Vamos ao enredo. O ponto mais fulcral entre os cruciais: aquele que selará o destino do interesse da humanidade pela sua obra:
3) enredo;
pensar-se em enredos complexos tem seu risco, mas é uma aposta interessante. Enredos mais simples também têm um bom apelo e mercado considerável (enredo nenhum, como atestam os livros de colorir, então nem se fale). Também convém pensar no ineditismo, afinal não convém que duvidem da sua capacidade imaginativa ou o confundam com um outro qualquer. Ou, ainda, o pior dos horrores, que soe ou se confirme como um plágio. O plágio nada mais é que o opróbrio literário, mesmo que seja extensamente difundido e copiado. Algum aspecto vil da personalidade humana, talvez até mesmo um traço de psicopatia, pode render bons enredos. Personagens e situações boazinhas estão um tanto quanto out, mas jogo é jogo, já dizia o jogador. Na Bíblia, por exemplo, há diversas passagens disponíveis para releitura e aproveitamento. Só cuide de mudar a localização geográfica, anote isso! Passagens históricas e mitos diversos são fontes inesgotáveis de inspiração, mas jamais esqueça que as soluções requerem desfechos improváveis, surpreendentes. Se isso desviá-lo do argumento um pouquinho, o sacrifício compensa… Prefira sempre que possível uma ambientação sombria a uma outra solar, para evitar-se de parecer folhetinesco. Um equilíbrio entre densidade e leveza é fundamental. Está sem ideias? Tente lembrar-se das aulas de química inorgânica, pois a literatura é assim também: uma gota a mais de qualquer coisa e bum!! Foi-se o trabalho de uma vida…

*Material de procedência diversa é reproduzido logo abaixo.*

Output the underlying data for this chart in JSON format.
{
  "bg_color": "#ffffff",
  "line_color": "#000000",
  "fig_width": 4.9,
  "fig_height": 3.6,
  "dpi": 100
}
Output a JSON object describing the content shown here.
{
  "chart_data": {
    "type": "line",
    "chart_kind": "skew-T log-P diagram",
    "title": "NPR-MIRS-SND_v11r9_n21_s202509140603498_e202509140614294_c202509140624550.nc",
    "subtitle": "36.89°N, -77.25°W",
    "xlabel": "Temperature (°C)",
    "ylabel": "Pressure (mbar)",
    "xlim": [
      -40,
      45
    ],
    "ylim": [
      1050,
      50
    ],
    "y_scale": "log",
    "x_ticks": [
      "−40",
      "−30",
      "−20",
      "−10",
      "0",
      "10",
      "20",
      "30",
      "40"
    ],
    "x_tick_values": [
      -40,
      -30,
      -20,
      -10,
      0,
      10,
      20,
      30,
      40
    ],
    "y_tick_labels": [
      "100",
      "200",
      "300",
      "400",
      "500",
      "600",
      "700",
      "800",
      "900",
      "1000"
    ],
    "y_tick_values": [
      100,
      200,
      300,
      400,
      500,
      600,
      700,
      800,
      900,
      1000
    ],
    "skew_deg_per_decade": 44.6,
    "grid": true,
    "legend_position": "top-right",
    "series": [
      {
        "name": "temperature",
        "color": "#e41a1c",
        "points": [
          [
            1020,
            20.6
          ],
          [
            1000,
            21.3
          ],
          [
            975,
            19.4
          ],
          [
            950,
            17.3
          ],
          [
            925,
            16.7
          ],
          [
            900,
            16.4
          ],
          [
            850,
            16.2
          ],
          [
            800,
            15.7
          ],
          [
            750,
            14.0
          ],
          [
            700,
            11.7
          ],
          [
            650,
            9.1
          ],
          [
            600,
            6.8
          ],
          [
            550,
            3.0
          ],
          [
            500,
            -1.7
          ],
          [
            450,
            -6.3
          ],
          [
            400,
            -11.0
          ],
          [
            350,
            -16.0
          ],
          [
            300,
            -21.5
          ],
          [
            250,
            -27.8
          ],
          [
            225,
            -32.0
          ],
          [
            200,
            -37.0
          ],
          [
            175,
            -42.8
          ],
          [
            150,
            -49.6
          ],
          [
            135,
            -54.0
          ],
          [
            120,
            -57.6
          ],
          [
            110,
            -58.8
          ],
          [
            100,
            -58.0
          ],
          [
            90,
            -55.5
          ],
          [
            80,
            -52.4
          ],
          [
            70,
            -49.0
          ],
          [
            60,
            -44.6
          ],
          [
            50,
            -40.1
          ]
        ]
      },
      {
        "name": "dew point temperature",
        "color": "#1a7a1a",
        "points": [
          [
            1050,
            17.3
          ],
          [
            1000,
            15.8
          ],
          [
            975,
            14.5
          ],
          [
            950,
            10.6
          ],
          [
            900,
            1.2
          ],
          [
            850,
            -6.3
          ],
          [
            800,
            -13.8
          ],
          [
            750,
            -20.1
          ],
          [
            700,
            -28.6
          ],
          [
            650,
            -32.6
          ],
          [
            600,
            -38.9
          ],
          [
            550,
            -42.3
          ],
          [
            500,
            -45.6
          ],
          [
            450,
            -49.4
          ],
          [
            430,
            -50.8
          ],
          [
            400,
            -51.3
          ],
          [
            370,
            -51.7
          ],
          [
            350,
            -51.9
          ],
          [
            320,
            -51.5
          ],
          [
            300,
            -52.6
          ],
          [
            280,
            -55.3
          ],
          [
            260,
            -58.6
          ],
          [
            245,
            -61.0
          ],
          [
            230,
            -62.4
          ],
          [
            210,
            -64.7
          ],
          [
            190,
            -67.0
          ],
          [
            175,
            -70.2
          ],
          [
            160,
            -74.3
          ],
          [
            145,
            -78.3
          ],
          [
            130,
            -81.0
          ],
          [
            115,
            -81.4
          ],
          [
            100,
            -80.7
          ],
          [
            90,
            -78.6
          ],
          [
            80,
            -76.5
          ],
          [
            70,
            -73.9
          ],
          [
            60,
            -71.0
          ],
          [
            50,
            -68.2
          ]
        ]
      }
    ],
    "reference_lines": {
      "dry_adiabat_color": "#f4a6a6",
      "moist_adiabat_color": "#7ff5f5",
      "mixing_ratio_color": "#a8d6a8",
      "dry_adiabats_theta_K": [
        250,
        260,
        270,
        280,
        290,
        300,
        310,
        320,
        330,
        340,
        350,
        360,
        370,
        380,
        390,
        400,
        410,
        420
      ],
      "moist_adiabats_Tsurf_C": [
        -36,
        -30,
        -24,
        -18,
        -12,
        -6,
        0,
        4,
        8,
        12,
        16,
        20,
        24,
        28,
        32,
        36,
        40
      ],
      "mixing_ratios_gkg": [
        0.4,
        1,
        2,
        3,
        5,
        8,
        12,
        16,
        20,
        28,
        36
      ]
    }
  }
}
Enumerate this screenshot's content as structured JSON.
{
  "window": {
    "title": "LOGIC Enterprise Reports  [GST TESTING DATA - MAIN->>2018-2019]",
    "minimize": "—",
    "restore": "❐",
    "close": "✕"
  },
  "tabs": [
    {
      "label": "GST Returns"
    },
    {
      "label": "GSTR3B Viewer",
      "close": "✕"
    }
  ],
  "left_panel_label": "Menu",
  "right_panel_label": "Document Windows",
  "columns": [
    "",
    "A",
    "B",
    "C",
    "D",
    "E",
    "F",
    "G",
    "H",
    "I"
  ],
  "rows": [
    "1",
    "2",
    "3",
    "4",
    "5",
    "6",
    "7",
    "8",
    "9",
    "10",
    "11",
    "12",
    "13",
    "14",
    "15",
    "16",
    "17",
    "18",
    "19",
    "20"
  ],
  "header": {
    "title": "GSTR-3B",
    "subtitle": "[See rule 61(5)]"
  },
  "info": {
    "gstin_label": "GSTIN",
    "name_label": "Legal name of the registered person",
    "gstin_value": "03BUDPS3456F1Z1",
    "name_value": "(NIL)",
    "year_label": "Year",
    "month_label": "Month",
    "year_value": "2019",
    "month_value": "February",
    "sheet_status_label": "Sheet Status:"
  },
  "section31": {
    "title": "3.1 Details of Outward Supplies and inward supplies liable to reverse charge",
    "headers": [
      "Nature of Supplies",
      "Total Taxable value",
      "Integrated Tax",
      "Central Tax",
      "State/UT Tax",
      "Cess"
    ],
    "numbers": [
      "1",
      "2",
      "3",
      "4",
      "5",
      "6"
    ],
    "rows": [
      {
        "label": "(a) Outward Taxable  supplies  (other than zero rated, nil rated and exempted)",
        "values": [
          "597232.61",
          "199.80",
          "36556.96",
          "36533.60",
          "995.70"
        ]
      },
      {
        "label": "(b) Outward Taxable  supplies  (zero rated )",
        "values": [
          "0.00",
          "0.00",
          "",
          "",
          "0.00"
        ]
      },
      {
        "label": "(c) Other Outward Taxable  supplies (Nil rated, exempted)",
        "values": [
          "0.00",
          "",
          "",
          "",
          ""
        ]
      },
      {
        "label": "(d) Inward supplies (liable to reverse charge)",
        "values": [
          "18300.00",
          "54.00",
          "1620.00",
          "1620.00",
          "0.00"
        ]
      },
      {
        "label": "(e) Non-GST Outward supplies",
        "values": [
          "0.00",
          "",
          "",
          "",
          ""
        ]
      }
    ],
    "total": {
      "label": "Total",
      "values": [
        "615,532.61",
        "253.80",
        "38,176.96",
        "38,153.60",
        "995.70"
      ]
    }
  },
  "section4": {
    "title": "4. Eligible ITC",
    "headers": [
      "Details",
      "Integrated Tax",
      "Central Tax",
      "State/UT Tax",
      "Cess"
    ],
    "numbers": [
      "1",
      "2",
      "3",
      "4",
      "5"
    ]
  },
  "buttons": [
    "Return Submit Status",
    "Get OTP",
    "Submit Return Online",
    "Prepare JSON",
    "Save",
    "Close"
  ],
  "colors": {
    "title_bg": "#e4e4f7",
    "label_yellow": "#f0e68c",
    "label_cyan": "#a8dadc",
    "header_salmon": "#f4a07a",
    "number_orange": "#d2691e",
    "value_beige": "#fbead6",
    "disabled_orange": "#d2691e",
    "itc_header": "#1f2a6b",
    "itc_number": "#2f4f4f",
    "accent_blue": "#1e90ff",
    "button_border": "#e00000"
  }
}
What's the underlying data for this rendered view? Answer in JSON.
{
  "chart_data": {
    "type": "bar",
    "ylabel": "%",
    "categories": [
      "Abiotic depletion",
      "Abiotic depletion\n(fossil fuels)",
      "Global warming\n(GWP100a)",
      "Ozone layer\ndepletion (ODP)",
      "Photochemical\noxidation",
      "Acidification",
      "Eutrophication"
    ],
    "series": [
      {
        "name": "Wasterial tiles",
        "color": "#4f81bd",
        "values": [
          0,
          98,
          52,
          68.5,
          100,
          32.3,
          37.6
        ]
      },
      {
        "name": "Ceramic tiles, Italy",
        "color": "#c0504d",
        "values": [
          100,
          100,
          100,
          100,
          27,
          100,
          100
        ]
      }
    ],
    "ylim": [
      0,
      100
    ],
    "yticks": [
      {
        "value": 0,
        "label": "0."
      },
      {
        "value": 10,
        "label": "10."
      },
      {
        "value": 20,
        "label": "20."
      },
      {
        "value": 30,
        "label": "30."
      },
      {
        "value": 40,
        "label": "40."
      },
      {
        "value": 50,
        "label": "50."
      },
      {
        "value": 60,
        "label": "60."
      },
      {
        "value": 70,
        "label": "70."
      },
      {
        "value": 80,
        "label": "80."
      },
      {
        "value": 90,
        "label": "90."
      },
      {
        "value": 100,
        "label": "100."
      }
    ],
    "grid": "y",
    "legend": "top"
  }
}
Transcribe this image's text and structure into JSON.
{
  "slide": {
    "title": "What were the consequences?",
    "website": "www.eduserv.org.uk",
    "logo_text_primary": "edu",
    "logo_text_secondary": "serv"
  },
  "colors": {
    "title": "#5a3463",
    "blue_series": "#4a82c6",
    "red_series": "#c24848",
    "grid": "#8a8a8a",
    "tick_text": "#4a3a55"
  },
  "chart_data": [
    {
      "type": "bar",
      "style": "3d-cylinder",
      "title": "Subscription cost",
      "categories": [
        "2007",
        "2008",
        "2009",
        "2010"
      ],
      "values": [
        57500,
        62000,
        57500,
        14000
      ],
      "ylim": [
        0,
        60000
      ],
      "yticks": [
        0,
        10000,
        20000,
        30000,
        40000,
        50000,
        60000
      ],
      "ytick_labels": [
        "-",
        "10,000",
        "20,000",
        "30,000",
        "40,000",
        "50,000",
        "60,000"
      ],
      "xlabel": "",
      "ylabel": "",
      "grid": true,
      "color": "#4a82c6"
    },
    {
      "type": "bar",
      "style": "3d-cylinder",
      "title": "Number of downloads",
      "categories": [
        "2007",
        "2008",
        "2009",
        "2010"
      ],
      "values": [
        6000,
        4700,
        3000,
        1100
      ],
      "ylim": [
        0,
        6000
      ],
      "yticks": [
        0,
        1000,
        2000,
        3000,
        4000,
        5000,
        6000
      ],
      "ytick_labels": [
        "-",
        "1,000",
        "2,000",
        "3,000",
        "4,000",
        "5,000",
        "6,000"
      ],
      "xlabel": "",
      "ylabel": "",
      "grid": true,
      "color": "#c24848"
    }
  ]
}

Para prevenir situações horripilantes tais como essa, é bom pensar igualmente nos aspectos sociais da atividade, com o que penso em encerrar meu aconselhamento:
4) aspectos sociais e mercadológicos;
talvez já seja tarde demais para pensar nessas coisas e você esteja naquela situação de ter um volume pronto e um mundo para conquistar. Indispensável é pensar-se em um bom título. Já ouvi falar de livros que foram salvos pelos títulos… Antes de mais nada, talvez fosse interessante pensar que um livro sem leitores não tem o menor fundamento. Se você não pensa em contratar um serviço de marketing nem frequentar rodas literárias nem conhece pessoas influentes nem é professor de alguma faculdade nem tem a mínima ideia de por onde começar, não desanime! Como você acha que Cervantes começou? Ou Balzac? Ou Tolstoi? Assim mesmo: na coragem! Então, adelante! Procure pensar que nos tempos deles nem internet havia e eles conseguiram! .
Bem, chegado até aqui talvez seja o momento de admitir que não penso tão seriamente em seguir o que preconizo. Já muito me disseram e aconselharam e ainda hoje estou nessa confusão, mas certo de que jamais pensei em sacrificar a liberdade, coisa que, sem a qual, um livro não é um livro, mas um objeto. E objetos, convenhamos, não deveriam estar em livrarias e bibliotecas, mas infelizmente é cada vez o que mais há nesses lugares. Meu conjunto de conselhos talvez não dê em um livro que preste, mas em um objeto que vendesse eu não duvidaria nem um pouco. Ao trabalho que é disso que se trata e nada mais que isso.